Leading up to 2022, financial advisors and their clients had grown accustomed to a relatively low mortgage rate environment. In fact, until earlier this year, the average 30-year fixed mortgage rate had stayed below 5% since 2010 (and below 7% since 2001). But as the Federal Reserve has sought to raise interest rates this year to combat inflation, mortgage rates have reached higher levels not seen in more than 20 years, with 30-year fixed mortgages reaching an average of 6.9% in October 2022, twice the 3.45% average rate in January.
While the plight of today’s first-time homebuyers facing higher mortgage rates has attracted much media attention (deservedly so, as the monthly payment on a 30-year fixed mortgage for the median-priced home in the U.S. increased by nearly $1,000 in the past year), higher interest rates can affect financial planning calculations for current homeowners as well. For instance, higher interest rates have raised the borrowing costs for those looking to tap their home equity through a home equity loan or a Home Equity Line Of Credit (HELOC), and older homeowners considering a reverse mortgage will also be subject to higher interest rates.
At the same time, higher interest rates can present opportunities for some individuals. For example, those who are interested in making an intra-family loan could generate more income from the higher Applicable Federal Rates (while the loan recipient benefits from a rate significantly lower than standard mortgage rates). In addition, many current homeowners could have mortgages with rates lower than the ‘risk-free’ rate of return now available on U.S. government debt, which has risen alongside broader interest rates (perhaps changing the calculus of whether to pay down their mortgage early). And current homeowners with significant equity could consider downsizing and buying a smaller home in cash, potentially benefiting from a less-competitive housing market while not having to take out a mortgage at the current rates.
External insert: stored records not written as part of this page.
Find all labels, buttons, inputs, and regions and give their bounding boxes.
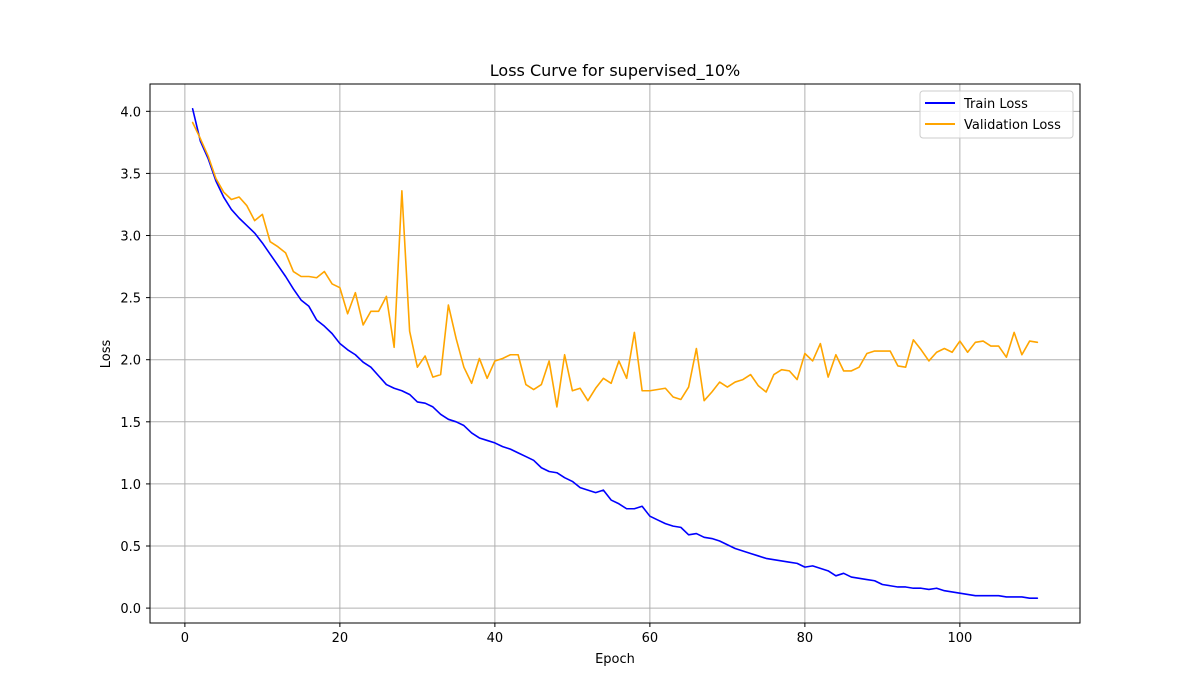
- y-tick-label: 3.0: [120, 230, 141, 245]
- legend-label-validation: Validation Loss: [964, 118, 1061, 133]
- axis-ticks: 0 20 40 60 80 100 0.0 0.5 1.0 1.5 2.0 2.5 3.0 3.5 4.0: [120, 105, 972, 646]
- y-axis-label: Loss: [99, 340, 114, 369]
- legend: Train Loss Validation Loss: [919, 90, 1074, 139]
- y-tick-label: 1.5: [120, 416, 141, 431]
- plot-frame: [149, 83, 1081, 624]
- x-tick-label: 80: [797, 631, 814, 646]
- y-tick-label: 3.5: [120, 167, 141, 182]
- y-tick-label: 2.0: [120, 354, 141, 369]
- legend-box: [919, 90, 1074, 139]
- y-tick-label: 2.5: [120, 292, 141, 307]
- x-tick-label: 0: [181, 631, 189, 646]
- y-tick-label: 1.0: [120, 478, 141, 493]
- x-tick-label: 20: [332, 631, 349, 646]
- y-tick-label: 0.5: [120, 540, 141, 555]
- y-tick-label: 4.0: [120, 105, 141, 120]
- x-axis-label: Epoch: [595, 652, 635, 667]
- x-tick-label: 100: [947, 631, 972, 646]
- series-lines: [191, 108, 1039, 599]
- legend-label-train: Train Loss: [963, 97, 1028, 112]
- y-tick-label: 0.0: [120, 602, 141, 617]
- plot-area: [150, 84, 1080, 623]
- chart-title: Loss Curve for supervised_10%: [490, 61, 740, 81]
- x-tick-label: 60: [642, 631, 659, 646]
- x-tick-label: 40: [487, 631, 504, 646]
- validation-loss-line: [191, 121, 1039, 408]
- train-loss-line: [191, 108, 1039, 599]
- grid: [150, 84, 1080, 623]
Ultimately, the key point is that a higher interest-rate environment affects not only homebuyers looking to purchase a home for the first time but also those who are current homeowners. Further, given that a home can be considered a consumption good (that often comes with emotional attachments) as well as an asset on the homeowner’s net worth statement, advisors can also add value by helping clients explore their home-related goals and assessing the financial tradeoffs of purchasing a more or less expensive home with a mortgage in a higher rate environment (or, if they have the means, whether buying a home in cash might be appropriate!). Regardless of whether a client is an aspiring first-time homebuyer or considering downsizing in retirement, advisors can add value by helping their clients navigate higher mortgage-rate environments!